Source:Echoes:Ch5:8:Lehi's dream - multitudes

Cultural and Geographical Dimensions of Lehi's Dream: Multitudes of people

Cultural and Geographical Dimensions of Lehi's Dream: Multitudes of people

The dream of Lehi teems with people. Although the dream begins with a desert journey undertaken only by Lehi, his family members, and a guide (see 1 Nephi 8:5–7,14,17–18), it quickly fills with others. In his own words, Lehi "saw numberless concourses of people" who "did come forth, and commence in the path which led to the tree" (vv. 8:21, 8:22). Soon he "beheld others pressing forward" to take "hold of the end of the rod of iron," which also would bring them to the tree (v. 24). In the next scene, he "beheld . . . a great and spacious building" that "was filled with people, both old and young, both male and female" (vv. 8:26,27). Moreover, in another setting Lehi "saw other multitudes," some of whom came to the tree and others of whom began "feeling their way towards that great and spacious building," each group proceeding cautiously and purposefully because of the murky mists (vv. 8:30,31). Where did all of these people come from? Was not Arabia basically an empty place?
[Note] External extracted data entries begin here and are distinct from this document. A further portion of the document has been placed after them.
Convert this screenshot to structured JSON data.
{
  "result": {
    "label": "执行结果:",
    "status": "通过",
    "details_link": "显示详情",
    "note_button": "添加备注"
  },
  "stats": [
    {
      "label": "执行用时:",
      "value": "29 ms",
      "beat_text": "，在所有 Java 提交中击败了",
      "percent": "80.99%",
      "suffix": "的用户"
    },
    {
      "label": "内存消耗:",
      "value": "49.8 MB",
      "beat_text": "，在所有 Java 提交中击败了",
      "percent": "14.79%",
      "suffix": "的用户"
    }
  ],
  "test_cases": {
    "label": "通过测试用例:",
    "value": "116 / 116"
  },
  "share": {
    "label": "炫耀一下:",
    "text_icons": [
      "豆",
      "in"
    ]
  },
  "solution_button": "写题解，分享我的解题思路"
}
The answer is yes and no. There are vast regions where no human inhabitant lives. The problem in those areas, of course, is a lack of water. But anciently both the northwest and southwest sections of the Arabian Peninsula supported large populations, as well as large numbers of animals.29 It was through these very areas that Lehi's party passed. Though animals do not appear in Lehi's dream—the lone exception is a lamb (see 1 Nephi 10:10)—people do. And lots of them, matching the images in the dream. Although it is possible for a modern author to make up parts of a story that are unrealistic, the story will not gain credibility in the eyes of readers unless the author carefully masks the unrealistic elements with a heavy dose of reality in the other parts. In the case of Lehi's dream, it is impressive that even this detail of large numbers of people fits the ancient context of the family's journey into Arabia. No source that Joseph Smith had access to would have told him this fact.[1]


  1. S. Kent Brown, "New Light from Arabia on Lehi's Trail," in Echoes and Evidences of the Book of Mormon, edited by Donald W. Parry, Daniel C. Peterson, and John W. Welch (Provo, Utah: FARMS, 2002), Chapter 5, references silently removed—consult original for citations.